Kemudian tas passport juga talinya tipis. Kadang khawatir juga talinya cepat putus. Jangan khawatir ada tawaran penggantian tali di asrama haji. Harganya standar tidak bisa ditawar. Tas passport ada tali selempang dan tali melingkar pinggang. Saya dulu dua-duanya diganti dengan yang lebih besar dan kuat, jadi saat desak-desakan thawaf tidak takut putus.
Bahan batik harus dijahit sendiri. Boleh jadi lengan panjang, lengan pendek, atau rompi. Wajib digunakan hanya saat pemberangkatan saja. Kalau mau dipakai saat di Mekkah atau Madinah sih boleh-boleh saja.
Tas pasport hanya diisi passport saat di imigrasi. Selebihnya setelah keluar dari imigrasi passport akan disimpan oleh petugas transportasi dan akomodasi. Jadi selama berhaji kita tidak membawa passport sama sekali. Ada isi lain yaitu catatan kesehatan. Catatan ini juga hanya dipakai saat di bandara, itupun acak. Tidak semua orang diperiksa catatan kesehatannya selama berhaji. Bahkan daftar obat yang harus dicap pun diperiksa secara acak satu atau dua orang saja setiap kloter. Selebihnya tas passport digunakan untuk membawa HP, powerbank, atau kamera saja. Uang juga boleh lah sedikit-sedikit untuk jajan.
Tas tenteng banyak digunakan saat kita ke Mina. Semua perbekalan dibawa dengan tas tenteng ini seperti pakaian ganti, kabel listrik, pemanas air, gunting rambut, abon, dll. Tetapi saat pergi ke arafah tidak begitu praktis bawa tas tenteng. Biasanya yang dari KBIH menyarankan membawa tas ransel. Tas ransel ini saat kita berangkat dan pergi di pesawat harus ada dalam tas koper besar karena maskapai hanya akan membawa koper besar dan tas tenteng. Tidak ada perbekalan lain yang boleh disertakan. Jadi nanti saat mau ke mina dan arafah barulah tas ransel ini dikeluarkan. Setelah selesai mina dan arafah, tas ransel bisa kita gunakan untuk mengirimkan barang-barang melalui kargo.

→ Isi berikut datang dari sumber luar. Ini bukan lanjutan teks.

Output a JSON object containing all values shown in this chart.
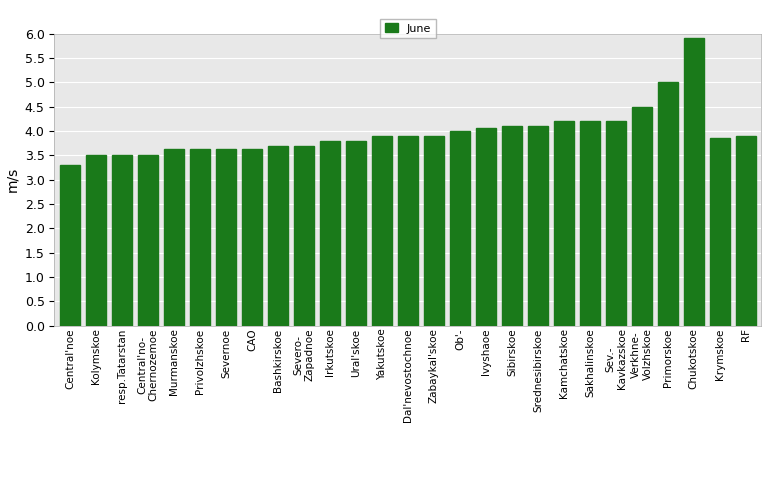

Tas koper disarankan tidak diisi dengan barang-barang berharga. Dikhawatirkan kalau menyimpan uang atau barang yang terlihat berharga mahal tas koper ini dibongkar. Bahkan kalau ada yang bawa rokok di koper biasanya sampai di bandara sudah hilang semua. Teman-teman saya juga ada yang tas kopernya terbuka dan beberapa barang seperti pakaian mahal, jam tangan, dan perhiasan sudah hilang. Barang berharga bawa terus di tas passport atau tas tenteng. Di beberapa kasus ada petugas yang menawarkan tas tenteng masuk bersama koper. Lebih baik tas tenteng di bawa sendiri saja ke kabin.